Welche Ressourcen werden für die Einführung der Integrierten Sozialberatung benötigt?

Wir gehen von einer dreijährigen Entwicklungszeit aus und rechnen mit mehr als einer Million Euro. Dazu sprechen wir mit unterschiedlichen Finanziers: Stiftungen und Lotterien, staatliche Behörden, die Entwicklungsprojekte unterstützen, und Venture-Capital-Gesellschaften, die sich auf den sozialen Bereich konzentrieren und Gutes vorantreiben wollen. Die Gespräche laufen an vielen Stellen gut und ich bin optimistisch.

Welche Auswirkung hat die Einführung der Integrierten Sozialberatung für die Kirchengemeinden?

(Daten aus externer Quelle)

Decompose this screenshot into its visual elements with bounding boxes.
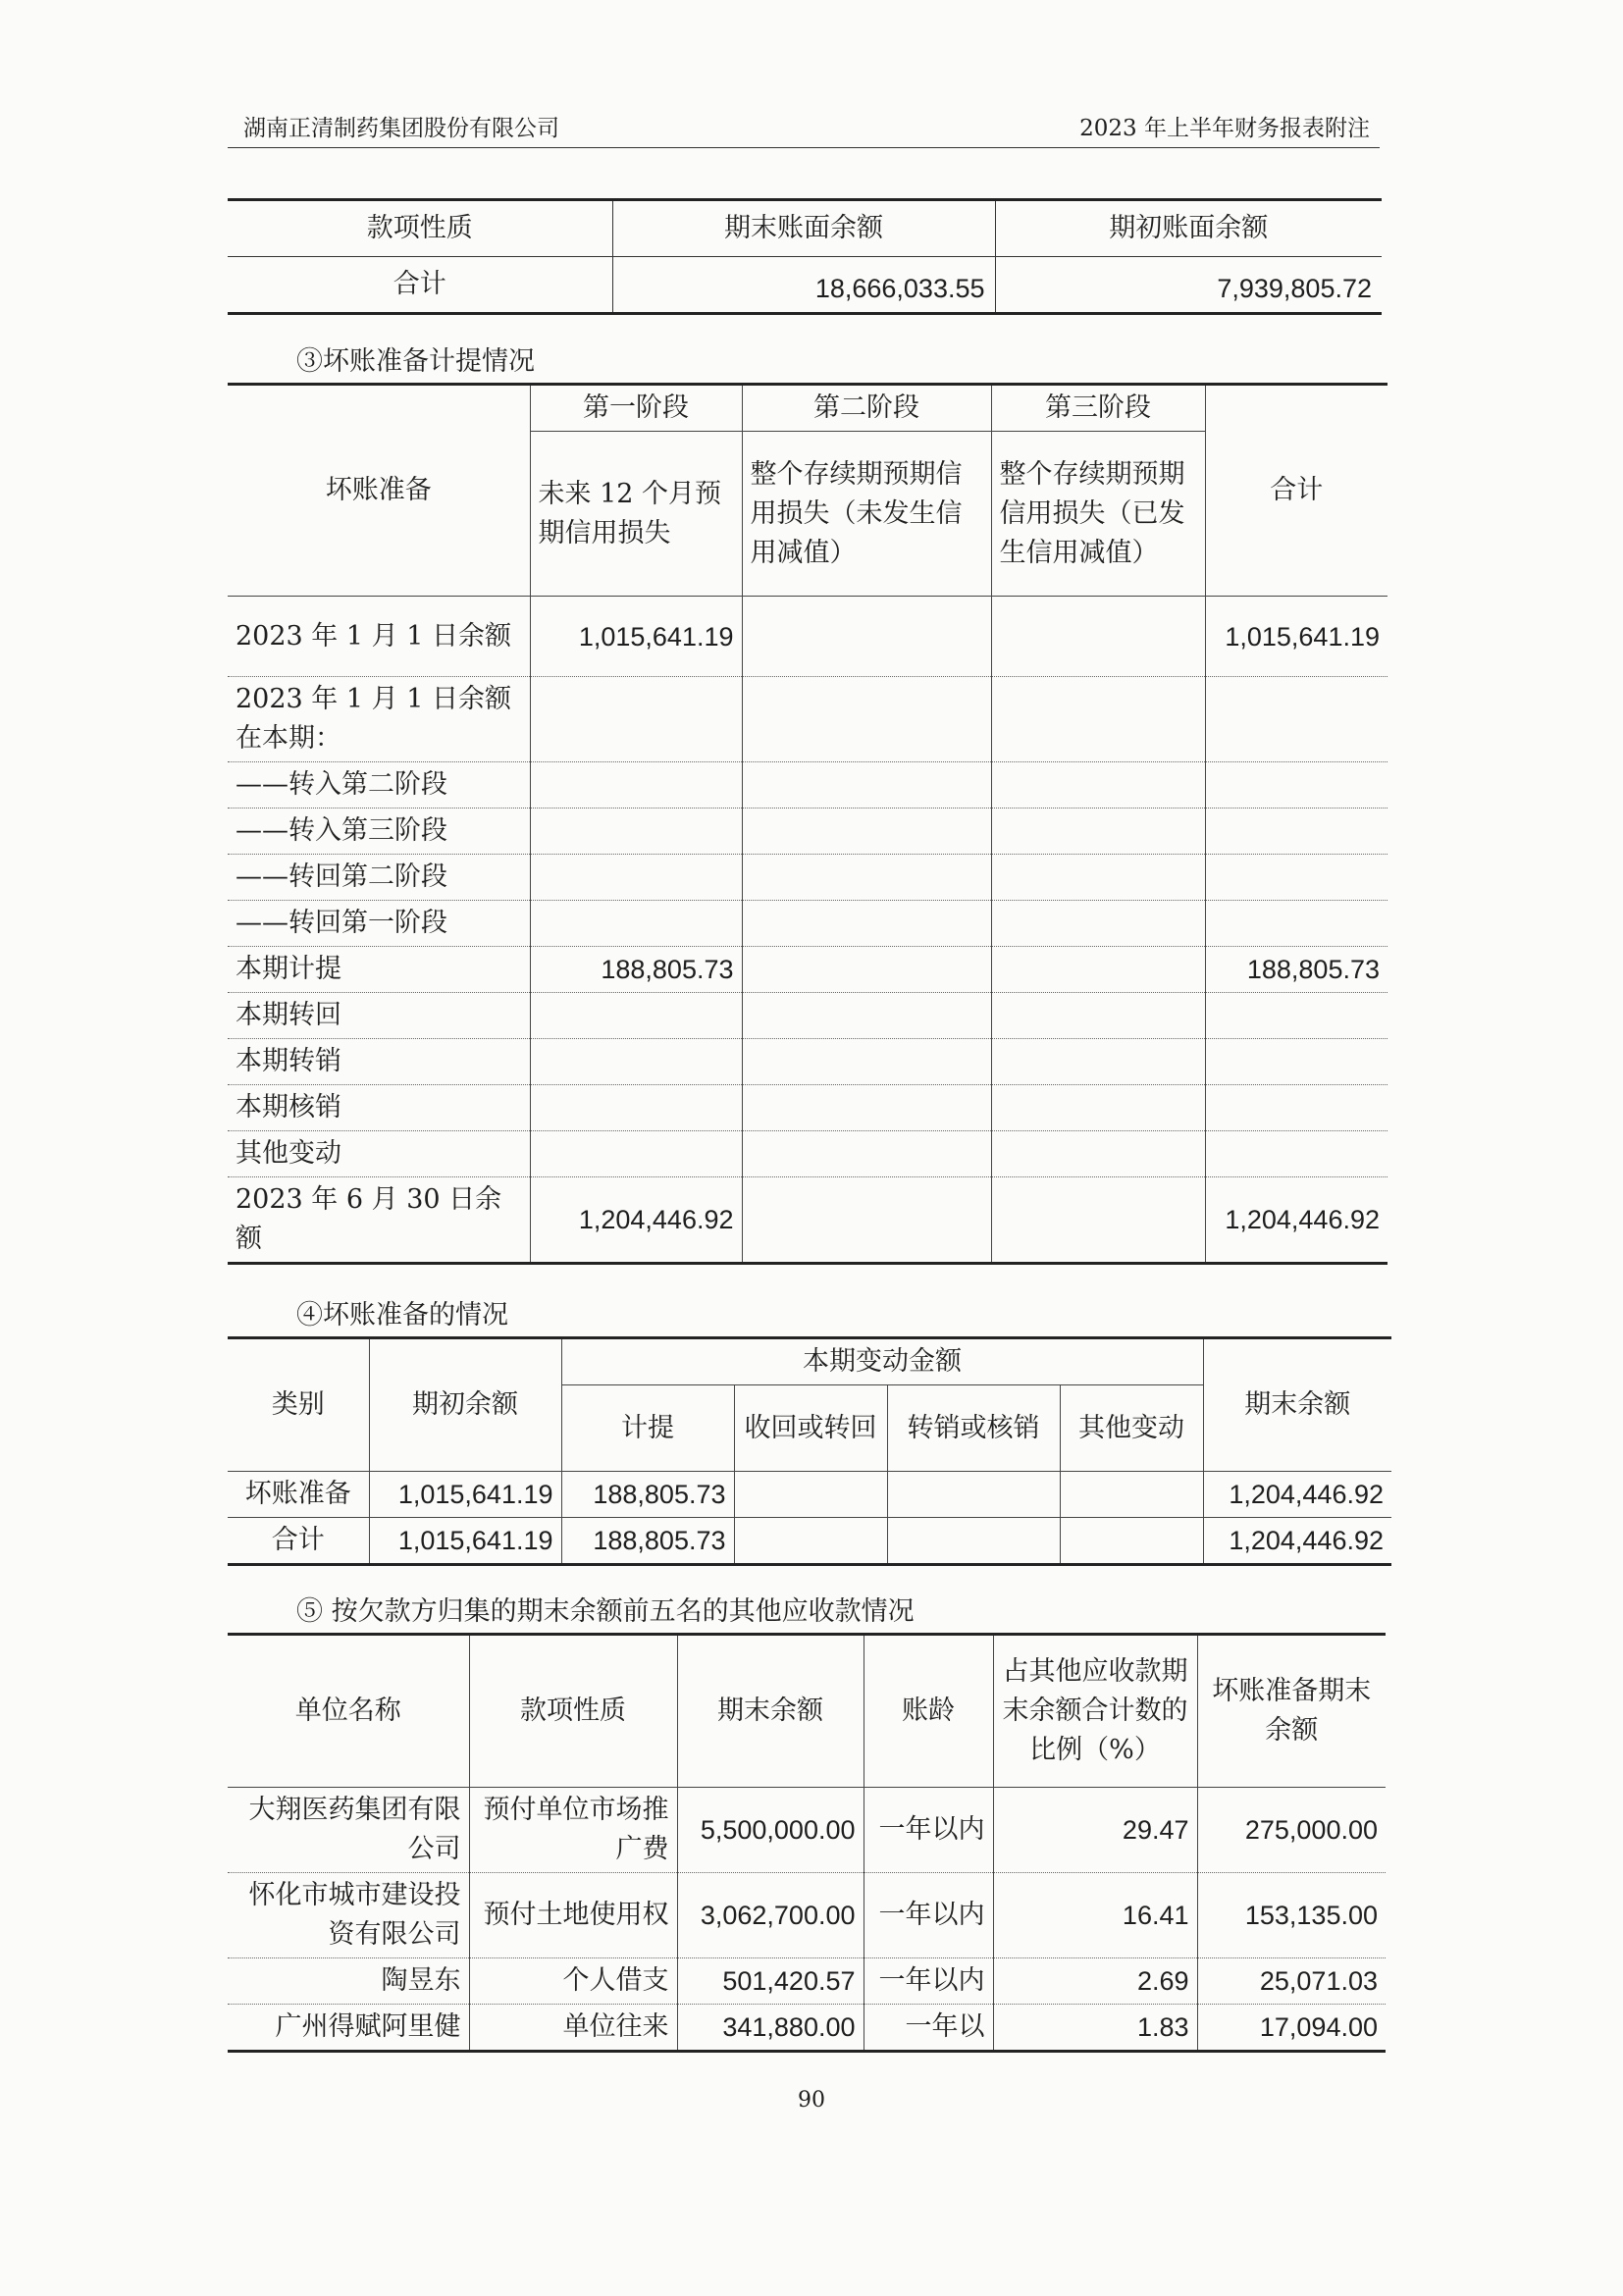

Ich kann mir perspektivisch vorstellen, dass der Erstkontakt der Integrierten Sozialberatung nicht nur an Fachberatungsstellen geknüpft ist. Dann können Menschen, die in Kirchengemeinden Klienten beraten, auch Expertinnen dazu schalten. Damit hätten Kirchengemeinden einen großen Vorteil: Sie könnten das gesamte Spektrum der Fachberatungen unmittelbar bei sich vor Ort anbieten. Das ist ein Baustein, um als Evangelische Kirche in der Fläche präsent zu sein.